For instance, if I chose the budgeting app from my list, and I wanted to attract this client or other clients like it, I could specialize in personal finance copywriting. Or, I could choose software-as-a-service (SaaS) copywriting.
On the other hand, if I wanted to write for companies like the taco chain, I could perhaps specialize in copywriting for the food industry. (There’s no such thing as “taco copywriting” to my knowledge, but maybe there should be!)
Lastly, if I wanted to write for the running brands on my list, I might specialize in health and fitness, running, or even retail clothing.
For the top three companies you circled, brainstorm niches that would allow you to cater to them and other businesses like them. Write down these niches next to the company names.
Take about 10 minutes. By the time you’re done, you should have at least three niches to work with.
Step 4: The Income (10 minutes)
Now, we’re going to see whether these niches are going to lead to the kind of lifestyle you described in the first step.
For this, we’re going to search for “[niche name] + copywriter.” Then, for any copywriter websites that show up, we’re going to take a look at their website and try to find out how much they charge for their services.
For example, if I search for “personal finance copywriter,” I come to Cassidy Horton’s website.
I see she charges a minimum of $250 for blog and article writing, and a minimum of $90 per email for an email sequence. Not bad.
I can also find the website of Gale Creative Agency, which offers “expert copywriting for finance professionals.” Here, I find rates that are a bit lower than on the first website, but I’ll write these down as well.
Do this for each of the niches you outlined in Step 3, and keep going until you find at least two rate examples in each niche.
Make a note of the website, the services the business offers, and their rates. And, as with the other steps, take about 10 minutes to do this.
Step 5: Evaluate (10 minutes)
Now that you have a few sets of rates to work with from at least three niches, specific companies you know you like, and your ideal writer’s life vision mapped out, it’s time to put it all together.
- Am I interested in writing for any of the companies I listed in Step 2?
- Are these companies large businesses (500+ employees), or are they small- to medium-sized companies where it might be easier to get my foot in the door?
- Can I think of similar companies I’d like to write for?
- Am I interested in any of the niches I described in Step 3?
- Are the rates I found in Step 4 appealing?
- If I charged clients these rates, would it help lead me to my ideal writer’s life?
- How many of these services would I need to offer per week to lead to my ideal income?
- Which niches or services seem to have the most financial potential?
- Can I offer higher-ticket items to increase the income I can make?
Write down your answers, if you like, or simply give yourself space to reflect and brainstorm.
Just make sure to give yourself enough time, about 10 minutes, to go through all the questions.
Step 6: Plan Your Next Steps (10 minutes)
Based on your answers in Step 5, it’s up to you to decide what to do next! So, take the next 10 minutes to make your action plan.
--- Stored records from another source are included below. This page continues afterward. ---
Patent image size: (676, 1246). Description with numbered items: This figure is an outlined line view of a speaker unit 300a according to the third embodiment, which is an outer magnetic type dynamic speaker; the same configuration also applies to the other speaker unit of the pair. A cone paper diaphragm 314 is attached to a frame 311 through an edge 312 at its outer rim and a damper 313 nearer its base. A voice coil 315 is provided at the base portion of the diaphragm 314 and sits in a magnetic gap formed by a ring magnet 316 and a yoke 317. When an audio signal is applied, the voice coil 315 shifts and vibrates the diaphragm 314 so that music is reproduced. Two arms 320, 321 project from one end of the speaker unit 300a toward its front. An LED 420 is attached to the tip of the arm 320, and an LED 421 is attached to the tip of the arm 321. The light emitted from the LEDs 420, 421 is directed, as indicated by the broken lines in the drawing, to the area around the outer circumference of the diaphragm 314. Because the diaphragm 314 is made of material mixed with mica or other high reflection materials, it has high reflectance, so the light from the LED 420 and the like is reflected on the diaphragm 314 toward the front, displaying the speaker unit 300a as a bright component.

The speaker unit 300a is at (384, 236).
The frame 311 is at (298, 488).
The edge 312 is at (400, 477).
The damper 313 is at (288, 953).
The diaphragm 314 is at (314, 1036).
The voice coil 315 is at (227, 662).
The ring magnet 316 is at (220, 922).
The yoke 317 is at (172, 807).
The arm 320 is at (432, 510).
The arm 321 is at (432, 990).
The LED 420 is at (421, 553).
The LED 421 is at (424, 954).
Maybe this challenge has given you the insight you’ve needed, and you now have ideas for a few dream clients you can reach out to. If that’s the case, it’s a great idea to move on to making your buyer’s persona, so you can get an even more clear idea about whom you’re targeting and how you can help them.
Or, maybe you’re in a different boat, and you’ve already got your niche and business offering well established. That’s also great!
But, do take the time to consider whether your business is leading to the ideal writer’s life you described in Step 1, and whether your research in Step 4 indicates you could increase your rates.
And, no matter where you are, take some time to put your “ideal writer’s life” document in a handy place, so you can refer back to it from time to time.
When you keep your ideal in mind, you’ll set yourself up to make progress toward that goal. And, with continued progress, you’ll be on track to reach that business “love match”!